VIEWPOINT

Creative and Data Are Not Enemies

How the art and science of marketing work together to get beautiful results
Data and Creativity

Science and art are often thought of as two completely separate things in life – even opposing forces. But just look at a flower, and you know that couldn’t be more wrong. Science and art are vital, symbiotic pieces of the puzzle of nature. 

In a similar way, the “science” and “art” of marketing – analytics and creativity – tend to be viewed as mutually exclusive. It’s thought that focusing on data may thwart creativity, and that focusing on creativity might cause you to fall short of a campaign’s goals. 

Distilled to their essential purposes, data and creativity are symbiotic; data is how we understand the world around us, and creativity is how we respond.

But when you treat the two as puzzle pieces, just like a flower, and give them both equal respect, you see how breathtaking – and effective – the result can be. Distilled to their essential purposes, data and creativity are symbiotic; data is how we understand the world around us, and creativity is how we respond. 

Often, the one-or-the-other mindset is a symptom of disorganization upstream: a need for more clarity of objective, commitment to business goals, and/or cohesive branding guidelines. This disorganization can lead the analytics team and the creative team to work toward separate objectives: efficiency metrics for the analytics team and visual novelty and cleverness for the creative team. When this happens, both miss the bigger picture of the business goals, leading to lost opportunities. 

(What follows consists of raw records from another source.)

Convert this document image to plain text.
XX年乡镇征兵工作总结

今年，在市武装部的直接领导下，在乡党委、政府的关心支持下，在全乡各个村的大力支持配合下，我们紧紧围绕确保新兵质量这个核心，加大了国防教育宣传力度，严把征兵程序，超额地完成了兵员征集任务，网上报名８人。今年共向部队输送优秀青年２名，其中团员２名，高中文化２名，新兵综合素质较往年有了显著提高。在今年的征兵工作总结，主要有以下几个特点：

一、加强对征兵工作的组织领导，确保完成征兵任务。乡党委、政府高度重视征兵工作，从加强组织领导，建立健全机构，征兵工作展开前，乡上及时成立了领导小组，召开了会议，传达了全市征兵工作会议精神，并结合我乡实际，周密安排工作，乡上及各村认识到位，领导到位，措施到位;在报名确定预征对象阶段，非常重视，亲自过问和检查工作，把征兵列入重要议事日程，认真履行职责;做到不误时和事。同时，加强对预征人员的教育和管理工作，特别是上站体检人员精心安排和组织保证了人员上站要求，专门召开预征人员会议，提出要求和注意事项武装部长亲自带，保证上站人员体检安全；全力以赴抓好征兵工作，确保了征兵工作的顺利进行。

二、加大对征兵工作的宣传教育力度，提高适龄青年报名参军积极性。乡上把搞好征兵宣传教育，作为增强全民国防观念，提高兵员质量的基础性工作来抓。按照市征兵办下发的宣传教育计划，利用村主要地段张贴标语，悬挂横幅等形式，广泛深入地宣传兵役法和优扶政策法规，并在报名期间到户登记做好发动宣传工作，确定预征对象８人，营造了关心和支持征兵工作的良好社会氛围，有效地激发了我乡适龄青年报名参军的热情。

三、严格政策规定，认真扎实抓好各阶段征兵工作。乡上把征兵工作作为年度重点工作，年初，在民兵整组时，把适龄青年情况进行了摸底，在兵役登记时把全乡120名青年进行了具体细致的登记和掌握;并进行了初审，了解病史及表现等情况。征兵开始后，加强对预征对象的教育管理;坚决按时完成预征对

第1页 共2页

The root of the problem is the need for a clearly stated, shared primary objective. Efficiency metrics, visual novelty, and cleverness all contribute to success. Still, individual contributors untethered by a common primary objective will go off in various directions chasing their own performance indicators.

The next time you feel the first pang of conflict between data and creative teams, consider a short exercise: Pass out index cards and ask everyone to write their answer to the question, “What are we trying to do here?” The exercise has multiple benefits: First, reviewing the answers as a group builds camaraderie by exposing different viewpoints. Second, it gives the leader an indication of how cohesive the group is. Third, it forces the issue of having a clearly stated primary objective. Once everyone agrees, they have an emotional stake in holding themselves to that objective as the work moves forward. 

When everyone is working toward the same clear goal, the work from individual contributors, and from each team, propels the project toward a result that is greater than the sum of its parts. In the words of Henry Ford, “If everyone is moving forward together, then success takes care of itself.”